Kuala Lumpur, Kompas
Direktur Eksekutif Migrant CARE Anis Hidayah di Kuala Lumpur, Kamis (2/9), mengatakan, pidato Presiden Susilo Bambang Yudhoyono tidak menyinggung substansi hubungan kerja sama Indonesia dan Malaysia yang berdasarkan penghargaan terhadap hak-hak asasi manusia (HAM). Presiden lebih memilih memakai kalimat yang menonjolkan kepentingan ekonomi kedua negara tanpa memperlihatkan secara tegas keberpihakan terhadap nasib rakyat, terutama WNI yang sedang menghadapi persoalan hukum.
Anggota Komisi IX DPR dari Fraksi Partai Demokrasi Indonesia Perjuangan, Rieke Dyah Pitaloka, yang turut serta menemui sejumlah TKI dan anggota Parlemen Malaysia dari Partai PAS serta Partai Keadilan Rakyat, menambahkan, Presiden hanya melihat kedaulatan dan martabat bangsa dari sisi teritorial dan melupakan aspek terpenting, yakni nasib dan nyawa rakyat.
”Klaim keberhasilan Presiden tentang diplomasi perlindungan TKI masih jauh dari kenyataan. LOI (surat perjanjian) hasil kunjungan Presiden bulan Meli lalu ternyata hanya pepesan kosong karena sampai saat ini belum ada keputusan final yang bermanfaat bagi perlindungan pembantu rumah tangga migran Indonesia di Malaysia,” ujar Rieke.

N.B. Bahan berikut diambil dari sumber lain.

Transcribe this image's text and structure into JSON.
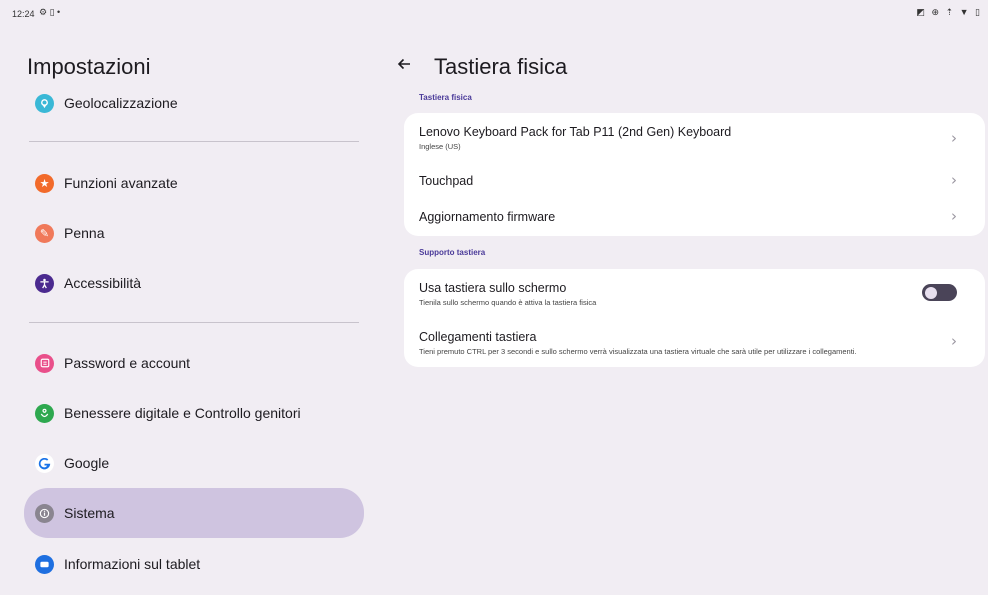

TKI sektor konstruksi yang ditemui di kawasan Chow Kit, Kuala Lumpur, Ghazali (36), mengaku kecewa mendengar pidato Presiden Susilo Bambang Yudhoyono yang tidak menyinggung sama sekali soal perlakuan buruk terhadap TKI di Malaysia. Pemerintah semestinya memanfaatkan kesempatan itu untuk meminta Malaysia bersikap lebih adil terhadap TKI.
Ghazali bersama rekannya, Mohammad Bahri (42), kini menanti pengungkapan kasus penangkapan, penganiayaan, dan pembunuhan tiga teman mereka oleh oknum polisi setempat. Abdul Sano, Sabrawi alias Mukhlis, dan Musti meninggal setelah diciduk polisi dengan tuduhan terlibat kejahatan bersama kelompok Gondol.
Menurut Wakil Duta Besar Republik Indonesia untuk Malaysia Tatang B Razak, kedutaan terus mengawal proses hukum pembunuhan tiga WNI asal Madura tersebut.